Originally Posted by
SuperAntigen
Originally Posted by impalaballa187
Honestly... It sounds like a bunch of excuses in this thread. If you have a lot of drive, decent grades, and aren't afraid of rejection, you should be able to land a pretty good job by the time you graduate.
I go to an Ivy League school, and even here I see thousands of kids coasting by like their futures are already set. For the kids whipping daddy's bimmer around campus with 24 hour access to the family yacht this is true, but they are the exception and not the rule. Most students DO NOT utilize their college's career center adequately, nor do they do even remotely well at networking. I don't want to sit up here and give my personal diatribe, but people don't plan ahead. And even if they have some glimmer of an idea about what they want to do, they don't have backup plans, and backup backup plans, and backups for those backups. I have mapped out a dozen different paths, all of which have the same goal in mind. Will all of them work? No, but a few will. Those are the ones you take and run with.
Excuses are tools of the incompetent built upon monuments of nothingness... those who excel at them, seldom excel at anything else.
THIS...
If there is one thing you should take from this thread, it's the underlined, bolded, red statement.
Real talk, I cant tell you how much flak I have taken over the years from my friends and family simply because I chose to explore multiple paths, instead of the one track/one path many people, in college and out of college, seem to follow.
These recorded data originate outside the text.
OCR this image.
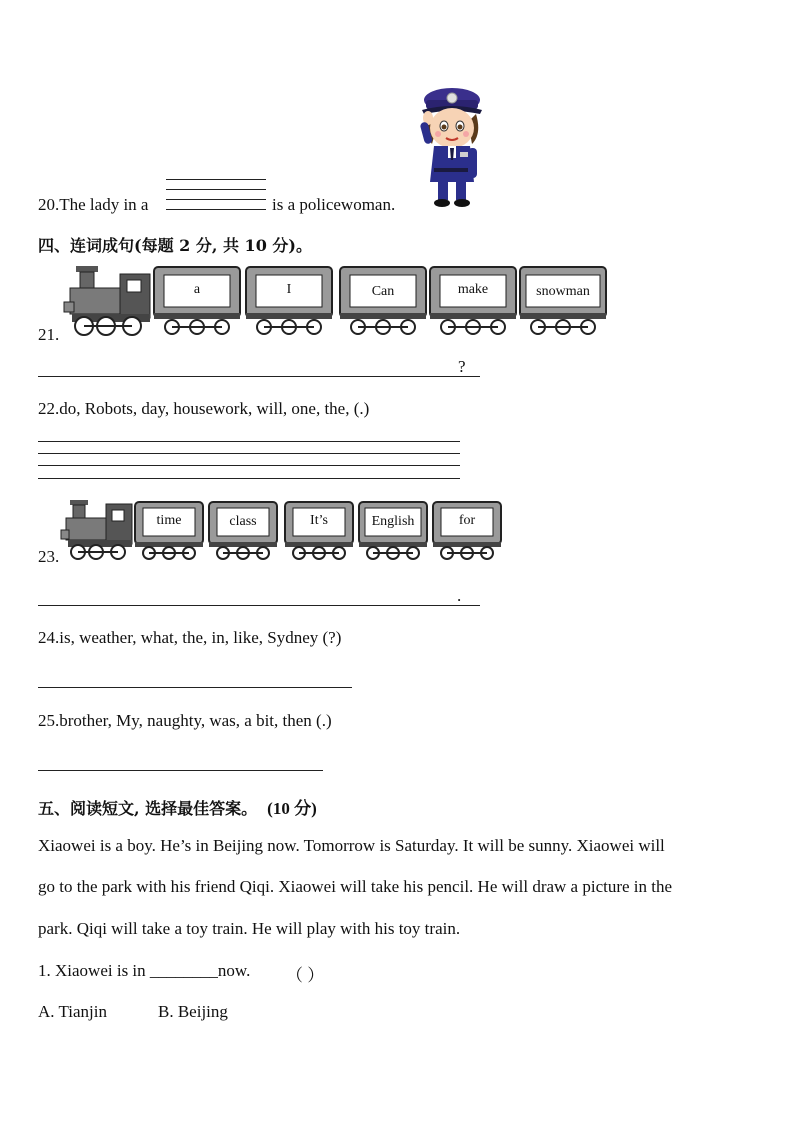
20.The lady in a	is a policewoman.
四、连词成句(每题 2 分, 共 10 分)。
21.
a	I	Can	make	snowman
?
22.do, Robots, day, housework, will, one, the, (.)
23.
time	class	It’s	English	for
.
24.is, weather, what, the, in, like, Sydney (?)
25.brother, My, naughty, was, a bit, then (.)
五、阅读短文, 选择最佳答案。 (10 分)
Xiaowei is a boy. He’s in Beijing now. Tomorrow is Saturday. It will be sunny. Xiaowei will
go to the park with his friend Qiqi. Xiaowei will take his pencil. He will draw a picture in the
park. Qiqi will take a toy train. He will play with his toy train.
1. Xiaowei is in ________now. （ ）
A. Tianjin	B. Beijing
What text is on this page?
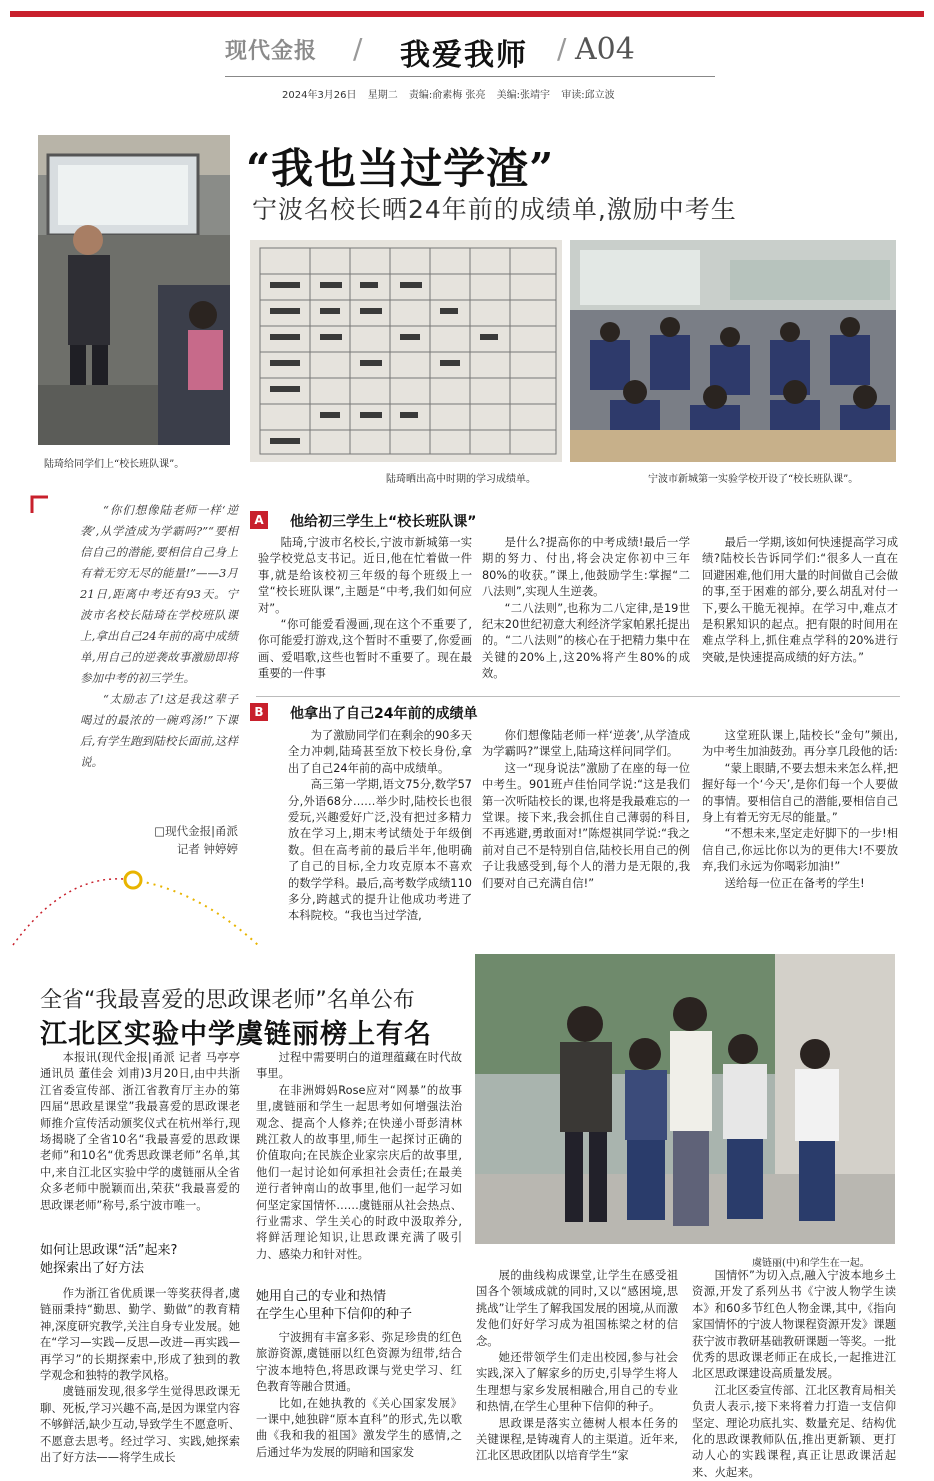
现代金报 / 我爱我师 / A04
2024年3月26日 星期二 责编:俞素梅 张亮 美编:张靖宇 审读:邱立波
陆琦给同学们上“校长班队课”。
“我也当过学渣”
宁波名校长晒24年前的成绩单,激励中考生
陆琦晒出高中时期的学习成绩单。	宁波市新城第一实验学校开设了“校长班队课”。

“你们想像陆老师一样‘逆袭’,从学渣成为学霸吗?”“要相信自己的潜能,要相信自己身上有着无穷无尽的能量!”——3月21日,距离中考还有93天。宁波市名校长陆琦在学校班队课上,拿出自己24年前的高中成绩单,用自己的逆袭故事激励即将参加中考的初三学生。

“太励志了!这是我这辈子喝过的最浓的一碗鸡汤!”下课后,有学生跑到陆校长面前,这样说。

□现代金报|甬派
记者 钟婷婷
A	他给初三学生上“校长班队课”

陆琦,宁波市名校长,宁波市新城第一实验学校党总支书记。近日,他在忙着做一件事,就是给该校初三年级的每个班级上一堂“校长班队课”,主题是“中考,我们如何应对”。

“你可能爱看漫画,现在这个不重要了,你可能爱打游戏,这个暂时不重要了,你爱画画、爱唱歌,这些也暂时不重要了。现在最重要的一件事

是什么?提高你的中考成绩!最后一学期的努力、付出,将会决定你初中三年80%的收获。”课上,他鼓励学生:掌握“二八法则”,实现人生逆袭。

“二八法则”,也称为二八定律,是19世纪末20世纪初意大利经济学家帕累托提出的。“二八法则”的核心在于把精力集中在关键的20%上,这20%将产生80%的成效。

最后一学期,该如何快速提高学习成绩?陆校长告诉同学们:“很多人一直在回避困难,他们用大量的时间做自己会做的事,至于困难的部分,要么胡乱对付一下,要么干脆无视掉。在学习中,难点才是积累知识的起点。把有限的时间用在难点学科上,抓住难点学科的20%进行突破,是快速提高成绩的好方法。”

B	他拿出了自己24年前的成绩单

为了激励同学们在剩余的90多天全力冲刺,陆琦甚至放下校长身份,拿出了自己24年前的高中成绩单。

高三第一学期,语文75分,数学57分,外语68分……举少时,陆校长也很爱玩,兴趣爱好广泛,没有把过多精力放在学习上,期末考试绩处于年级倒数。但在高考前的最后半年,他明确了自己的目标,全力攻克原本不喜欢的数学学科。最后,高考数学成绩110多分,跨越式的提升让他成功考进了本科院校。“我也当过学渣,

你们想像陆老师一样‘逆袭’,从学渣成为学霸吗?”课堂上,陆琦这样问同学们。

这一“现身说法”激励了在座的每一位中考生。901班卢佳怡同学说:“这是我们第一次听陆校长的课,也将是我最难忘的一堂课。接下来,我会抓住自己薄弱的科目,不再逃避,勇敢面对!”陈煜祺同学说:“我之前对自己不是特别自信,陆校长用自己的例子让我感受到,每个人的潜力是无限的,我们要对自己充满自信!”

这堂班队课上,陆校长“金句”频出,为中考生加油鼓劲。再分享几段他的话:

“蒙上眼睛,不要去想未来怎么样,把握好每一个‘今天’,是你们每一个人要做的事情。要相信自己的潜能,要相信自己身上有着无穷无尽的能量。”

“不想未来,坚定走好脚下的一步!相信自己,你远比你以为的更伟大!不要放弃,我们永远为你喝彩加油!”

送给每一位正在备考的学生!

全省“我最喜爱的思政课老师”名单公布
江北区实验中学虞链丽榜上有名
虞链丽(中)和学生在一起。

本报讯(现代金报|甬派 记者 马亭亭 通讯员 董佳会 刘甫)3月20日,由中共浙江省委宣传部、浙江省教育厅主办的第四届“思政星课堂”我最喜爱的思政课老师推介宣传活动颁奖仪式在杭州举行,现场揭晓了全省10名“我最喜爱的思政课老师”和10名“优秀思政课老师”名单,其中,来自江北区实验中学的虞链丽从全省众多老师中脱颖而出,荣获“我最喜爱的思政课老师”称号,系宁波市唯一。

如何让思政课“活”起来?
她探索出了好方法

作为浙江省优质课一等奖获得者,虞链丽秉持“勤思、勤学、勤做”的教育精神,深度研究教学,关注自身专业发展。她在“学习—实践—反思—改进—再实践—再学习”的长期探索中,形成了独到的教学观念和独特的教学风格。

虞链丽发现,很多学生觉得思政课无聊、死板,学习兴趣不高,是因为课堂内容不够鲜活,缺少互动,导致学生不愿意听、不愿意去思考。经过学习、实践,她探索出了好方法——将学生成长

过程中需要明白的道理蕴藏在时代故事里。

在非洲姆妈Rose应对“网暴”的故事里,虞链丽和学生一起思考如何增强法治观念、提高个人修养;在快递小哥彭清林跳江救人的故事里,师生一起探讨正确的价值取向;在民族企业家宗庆后的故事里,他们一起讨论如何承担社会责任;在最美逆行者钟南山的故事里,他们一起学习如何坚定家国情怀……虞链丽从社会热点、行业需求、学生关心的时政中汲取养分,将鲜活理论知识,让思政课充满了吸引力、感染力和针对性。

她用自己的专业和热情
在学生心里种下信仰的种子

宁波拥有丰富多彩、弥足珍贵的红色旅游资源,虞链丽以红色资源为纽带,结合宁波本地特色,将思政课与党史学习、红色教育等融合贯通。

比如,在她执教的《关心国家发展》一课中,她独辟“原本直科”的形式,先以歌曲《我和我的祖国》激发学生的感情,之后通过华为发展的阴暗和国家发

展的曲线构成课堂,让学生在感受祖国各个领域成就的同时,又以“感困境,思挑战”让学生了解我国发展的困境,从而激发他们好好学习成为祖国栋梁之材的信念。

她还带领学生们走出校园,参与社会实践,深入了解家乡的历史,引导学生将人生理想与家乡发展相融合,用自己的专业和热情,在学生心里种下信仰的种子。

思政课是落实立德树人根本任务的关键课程,是铸魂育人的主渠道。近年来,江北区思政团队以培育学生“家

国情怀”为切入点,融入宁波本地乡土资源,开发了系列丛书《宁波人物学生读本》和60多节红色人物金课,其中,《指向家国情怀的宁波人物课程资源开发》课题获宁波市教研基础教研课题一等奖。一批优秀的思政课老师正在成长,一起推进江北区思政课建设高质量发展。

江北区委宣传部、江北区教育局相关负责人表示,接下来将着力打造一支信仰坚定、理论功底扎实、数量充足、结构优化的思政课教师队伍,推出更新颖、更打动人心的实践课程,真正让思政课活起来、火起来。
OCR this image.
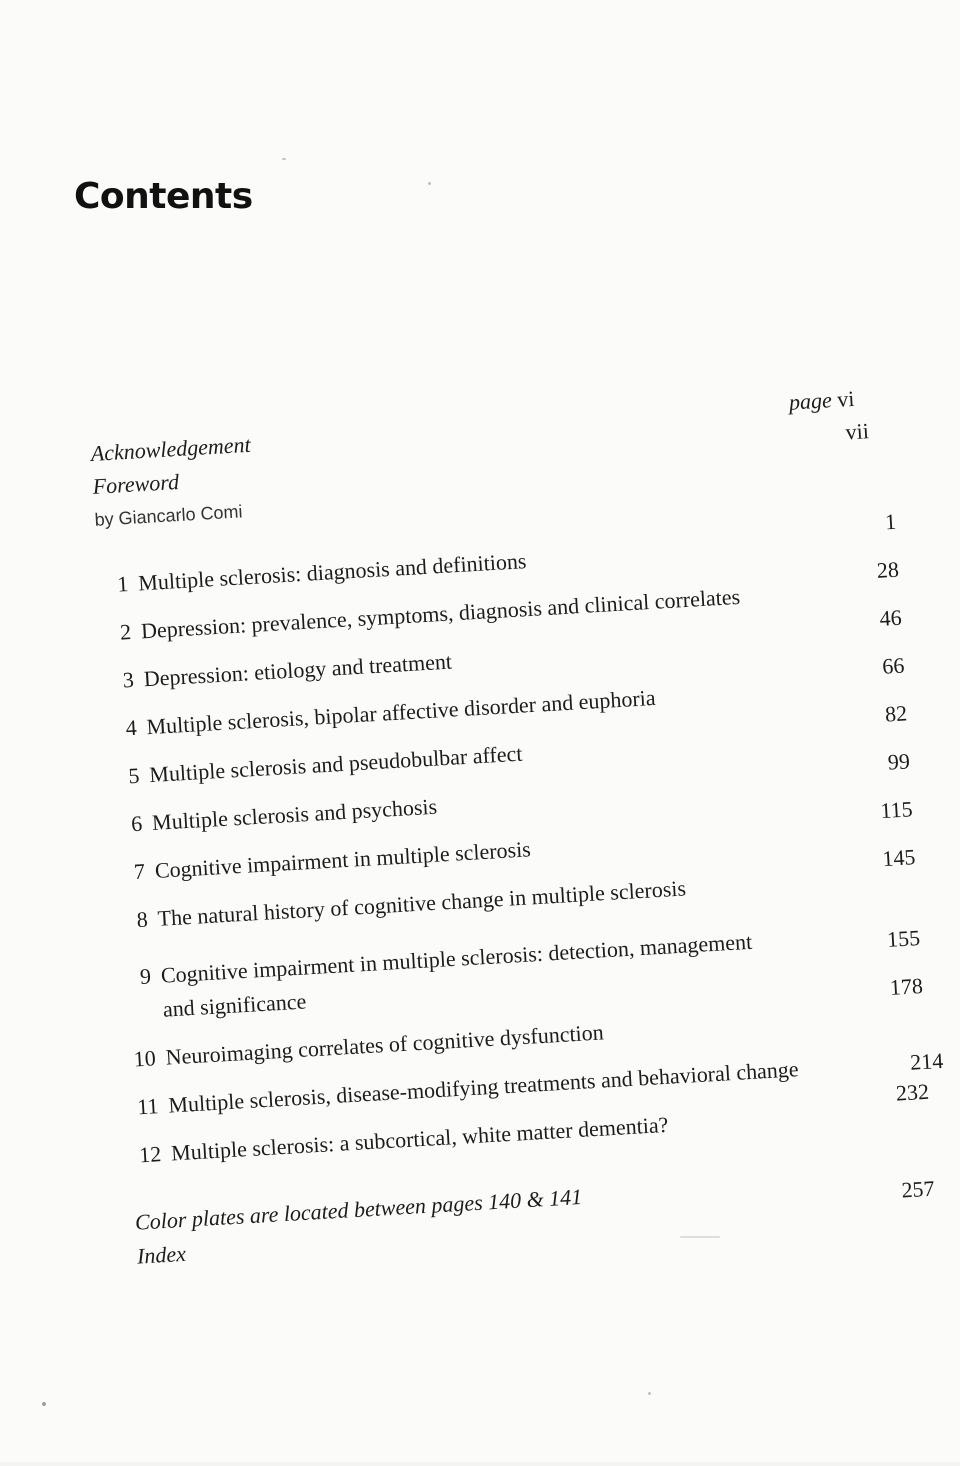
Contents
page vi
Acknowledgement
Foreword
vii
by Giancarlo Comi
1 Multiple sclerosis: diagnosis and definitions
1
2 Depression: prevalence, symptoms, diagnosis and clinical correlates
28
3 Depression: etiology and treatment
46
4 Multiple sclerosis, bipolar affective disorder and euphoria
66
5 Multiple sclerosis and pseudobulbar affect
82
6 Multiple sclerosis and psychosis
99
7 Cognitive impairment in multiple sclerosis
115
8 The natural history of cognitive change in multiple sclerosis
145
9 Cognitive impairment in multiple sclerosis: detection, management
and significance
155
10 Neuroimaging correlates of cognitive dysfunction
178
11 Multiple sclerosis, disease-modifying treatments and behavioral change	214
12 Multiple sclerosis: a subcortical, white matter dementia?
232
Color plates are located between pages 140 & 141
Index
257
I currently have six different things I could potentially do when I graduate. This has little to do with "not knowing what to do with my life", which is what most people assume the minute I tell them about my plans, and more to do with maximizing my abilities (yes, I am that dynamic of an individual...
) and fulfilling my potential.
Unlike impallaballa, however, I don't have one goal in mind. Rather, I have multiple goals and I plan on pursuing each one. Having options = confidence when you leave college.